By making a break with its old stooges and sponsoring the democracy debate, the West seeks to key into the popular revulsion against corruption and nepotism. The collapse of Stalinism has brought down with it all ideological barriers to Western domination. Since a Western solution is now accepted on all sides, at least by default, so too is the idea of African blame. Instead of exposing Western responsibility for Africa's crisis, the democracy debate is putting Africa in the dock.

All kinds of theories are being advanced as to why democracy has had such a bad time in Africa. The Economist suggests that democracy is alien to African culture, arguing that there isn't 'any African language whose political lexicon includes the concept of a leader of the loyal opposition. Instead there is a clear concept of a political enemy' (22 February 1992). Newsweek asks whether democracy in Africa is 'just an alien spell that is bound to wear off?' and adds that 'making the leap from the palaver tree to multi-party politics is made harder by the often volatile ethnic mix of African states' (9 December 1991).

The Western-defined terms of the democracy debate have been accepted by the African intelligentsia. They promote the image of the 1990s as the era of Africa's second liberation. The argument is that Africa's marginalisation in the New World Order is indicative of a loosening of Western control, giving Africans the breathing space to build their own political and economic institutions. This is turning reality on its head. Africa's lowly international status is the result of firmer Western domination in the post-Cold War world.

Instead of fantasising about liberation, the evidence of recolonisation needs to be honestly examined. Ghana has had World Bank officials sitting in on its cabinet meetings; an ex-World Bank technocrat is prime minister of Cameroon; Benin's IMF representative is now caretaker prime minister; Angola is looking into compensating Portuguese farmers for having seized land from them 17 years ago; Mozambique is inviting them back to their old sugar estates; South Africa controls the sales of Angolan and Botswanan diamonds. And so it goes on.
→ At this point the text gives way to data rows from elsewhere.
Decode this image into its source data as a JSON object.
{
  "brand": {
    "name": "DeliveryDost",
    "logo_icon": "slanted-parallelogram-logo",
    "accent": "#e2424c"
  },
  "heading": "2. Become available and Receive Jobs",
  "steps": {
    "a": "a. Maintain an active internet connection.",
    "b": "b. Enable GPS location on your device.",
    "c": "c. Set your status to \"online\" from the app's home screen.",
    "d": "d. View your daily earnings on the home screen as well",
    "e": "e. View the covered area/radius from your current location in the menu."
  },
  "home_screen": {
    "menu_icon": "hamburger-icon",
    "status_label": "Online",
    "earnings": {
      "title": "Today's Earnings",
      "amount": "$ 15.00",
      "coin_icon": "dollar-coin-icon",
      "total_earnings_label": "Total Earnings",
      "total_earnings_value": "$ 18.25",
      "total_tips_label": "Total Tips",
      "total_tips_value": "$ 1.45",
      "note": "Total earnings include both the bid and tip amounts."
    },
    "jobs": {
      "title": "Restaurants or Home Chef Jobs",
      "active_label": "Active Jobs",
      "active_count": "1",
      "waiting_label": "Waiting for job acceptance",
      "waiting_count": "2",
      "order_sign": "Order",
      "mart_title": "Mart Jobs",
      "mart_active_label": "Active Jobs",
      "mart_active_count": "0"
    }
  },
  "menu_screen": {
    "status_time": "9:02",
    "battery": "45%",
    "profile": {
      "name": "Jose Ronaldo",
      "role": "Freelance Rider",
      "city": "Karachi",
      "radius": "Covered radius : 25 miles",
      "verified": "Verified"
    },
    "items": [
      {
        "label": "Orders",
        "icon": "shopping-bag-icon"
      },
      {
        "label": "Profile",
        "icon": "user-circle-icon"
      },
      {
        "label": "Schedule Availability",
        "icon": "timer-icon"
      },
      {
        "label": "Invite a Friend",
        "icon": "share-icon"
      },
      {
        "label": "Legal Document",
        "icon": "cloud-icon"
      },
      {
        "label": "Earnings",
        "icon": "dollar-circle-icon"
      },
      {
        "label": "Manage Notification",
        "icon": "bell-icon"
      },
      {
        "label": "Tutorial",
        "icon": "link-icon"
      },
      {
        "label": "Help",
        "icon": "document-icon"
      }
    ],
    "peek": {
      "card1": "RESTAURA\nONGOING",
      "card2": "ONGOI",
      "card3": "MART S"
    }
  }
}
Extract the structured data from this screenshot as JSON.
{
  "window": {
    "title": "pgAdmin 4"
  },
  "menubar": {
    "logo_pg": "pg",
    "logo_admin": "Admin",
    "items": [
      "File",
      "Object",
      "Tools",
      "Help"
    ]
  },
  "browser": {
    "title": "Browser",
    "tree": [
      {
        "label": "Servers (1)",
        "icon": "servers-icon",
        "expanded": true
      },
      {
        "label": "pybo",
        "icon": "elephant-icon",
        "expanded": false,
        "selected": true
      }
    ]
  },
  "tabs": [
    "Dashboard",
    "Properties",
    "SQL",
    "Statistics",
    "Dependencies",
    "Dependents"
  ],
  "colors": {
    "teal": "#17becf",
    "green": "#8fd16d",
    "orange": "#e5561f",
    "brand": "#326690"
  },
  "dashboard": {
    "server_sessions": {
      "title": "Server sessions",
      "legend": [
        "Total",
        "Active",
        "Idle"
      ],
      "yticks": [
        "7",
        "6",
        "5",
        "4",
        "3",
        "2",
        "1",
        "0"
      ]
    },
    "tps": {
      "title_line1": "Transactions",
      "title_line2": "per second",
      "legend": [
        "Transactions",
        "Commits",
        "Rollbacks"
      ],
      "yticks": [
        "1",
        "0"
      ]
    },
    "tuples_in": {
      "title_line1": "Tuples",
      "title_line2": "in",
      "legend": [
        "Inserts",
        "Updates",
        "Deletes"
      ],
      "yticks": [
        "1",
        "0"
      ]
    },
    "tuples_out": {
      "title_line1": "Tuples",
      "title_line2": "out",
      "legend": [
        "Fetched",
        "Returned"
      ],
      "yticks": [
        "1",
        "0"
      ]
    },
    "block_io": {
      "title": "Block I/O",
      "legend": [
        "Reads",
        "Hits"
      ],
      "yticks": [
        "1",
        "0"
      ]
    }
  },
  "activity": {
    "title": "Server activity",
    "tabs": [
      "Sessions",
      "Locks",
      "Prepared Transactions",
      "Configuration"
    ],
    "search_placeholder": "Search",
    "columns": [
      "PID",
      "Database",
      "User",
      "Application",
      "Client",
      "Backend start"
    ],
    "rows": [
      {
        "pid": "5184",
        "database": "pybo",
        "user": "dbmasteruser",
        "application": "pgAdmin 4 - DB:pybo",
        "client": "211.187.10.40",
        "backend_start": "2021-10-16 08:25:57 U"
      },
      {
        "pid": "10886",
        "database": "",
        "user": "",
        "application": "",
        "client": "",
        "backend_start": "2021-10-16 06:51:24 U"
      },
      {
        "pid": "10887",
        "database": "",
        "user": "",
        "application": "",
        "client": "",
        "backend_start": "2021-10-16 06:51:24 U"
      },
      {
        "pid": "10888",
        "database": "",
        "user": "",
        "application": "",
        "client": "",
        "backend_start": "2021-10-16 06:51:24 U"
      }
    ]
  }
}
The current preoccupation with dictatorship and corruption is misplaced. African governments implementing Western strategies all have these attributes. The overriding issue in Africa today should be the obscenity of imposing austerity economics upon a starving continent. The democracy debate obscures this criminal process. Worse, it endows those who are responsible for it with legitimacy. Let us have no more of this sham debate about democracy.